In general, there are two types of finishes, film-formers and penetrating oils. Film-forming finishes tend to dry into clear, hard films regardless of the substrate that they are applied. Penetrating oils tend to dry slowly and into soft, cloudy films when applied to a non-porous surface (like glass) and work best when they can penetrate into the substrate (hence the name). For more discussion on and examples of different types of finishes, see our Types of Finishes discussion.

There are a wide variety of wood coatings available and many of them can be mixed and matched to get a desired look, feel or level of protection. Waterlox alone provides multiple product lines that can be combined in a variety of ways to achieve your desired outcome. The key is to understand what type of coatings you are dealing with and knowing the possible issues. With proper information and testing, you can be sure to achieve a good, long lasting finish.

Your Waterlox Product

Waterlox produces both film-forming and penetrating oil finishes. For more information about what your Waterlox product is, please see our What are Waterlox Finishes discussion.



Can this Waterlox product be used over my existing finish?

The short answer is maybe. Certain combinations will work very well and can be quite common; however, it is important to note that there is no guarantee when combining products from different manufacturers. It is ALWAYS recommended to test your full finishing system on a scrap piece of material or in an inconspicuous area to ensure good results of your project. See the Potential Problems section in the Types of Finishes guide for more information on mixing finishes.

My existing finish is a film-forming finish

If you would like to put a Waterlox product over your existing film-forming finish, it is highly recommended to completely removed and strip to bare wood.

Waterlox finishing systems are designed to penetrate and anchor down into the wood. The presence of a film on the surface will either completely prevent, or severely inhibit the Waterlox to function as intended.

The two caveats would be paint or “thinned down” film-formers. Waterlox film-forming finishes can be used over some paints, but testing should be done before hand to ensure compatibility and appearance. See our Decorative Finishes and Waterlox guide for more information. Thinned down film-forming finishes are somewhat common. Some examples would be thin cuts of dewaxed shellac or very low solids urethanes used as pre-stain wood conditioners or sealers. These will never be standalone products, so you can always check the instructions to see if additional products to complete the finishing system.

My existing finish is a penetrating finish

If your existing finish is more of a preparation step, then all Waterlox products can potentially be used over it with good results. This would include pre-stain conditioners or penetrating stains (see Stain and Waterlox for more information).

If your existing finish was intended to be the final finish, you may need to alter your Waterlox process to achieve good results. Some examples would be Danish oil, butcher block oil, pure tung oil, boiled linseed oil, hardwax oils, butcher block conditioner, mineral oil, etc.

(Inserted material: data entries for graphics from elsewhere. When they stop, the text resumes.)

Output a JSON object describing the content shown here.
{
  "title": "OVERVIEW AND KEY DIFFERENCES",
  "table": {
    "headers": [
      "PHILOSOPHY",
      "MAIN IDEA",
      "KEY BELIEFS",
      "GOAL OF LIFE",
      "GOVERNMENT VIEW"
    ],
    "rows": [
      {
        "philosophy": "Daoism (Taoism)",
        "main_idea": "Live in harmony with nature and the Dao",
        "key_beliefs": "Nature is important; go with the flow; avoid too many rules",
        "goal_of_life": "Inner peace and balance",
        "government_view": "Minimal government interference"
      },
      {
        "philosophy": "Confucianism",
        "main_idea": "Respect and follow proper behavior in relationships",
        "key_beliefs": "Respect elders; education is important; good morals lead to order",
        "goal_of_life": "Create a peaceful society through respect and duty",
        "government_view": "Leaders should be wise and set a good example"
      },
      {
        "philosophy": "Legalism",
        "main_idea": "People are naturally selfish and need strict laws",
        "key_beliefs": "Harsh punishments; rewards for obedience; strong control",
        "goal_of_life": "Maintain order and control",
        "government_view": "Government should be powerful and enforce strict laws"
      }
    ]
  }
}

  • Most Waterlox finishing systems will start with some form of a penetrating product; therefore, the existence of an existing penetrating finish will be in the way. If you intend to use the Universal Tung Oil Sealer or a TrueTone color, the existing finish should be completely removed and stripped to bare wood.
  • If the existing finish contains wax (e.g. butcher block conditioner, hardwax oils) or if it was waxed, the wax needs to be removed as best as possible before using any Waterlox products.
  • If the surface is well sealed with your existing coating, but increased protection or gloss is desired, you may be able to apply a Waterlox film-forming finish over top of what you have.
    • The existing finish should be very well dried and cured. A healthy wipe with paint thinner or mineral spirits should help to remove any residual uncured oils.
    • The complete system should be tested on a scrap piece or inconspicuous area to ensure good chemical compatibility, adhesion and desired final appearance and color.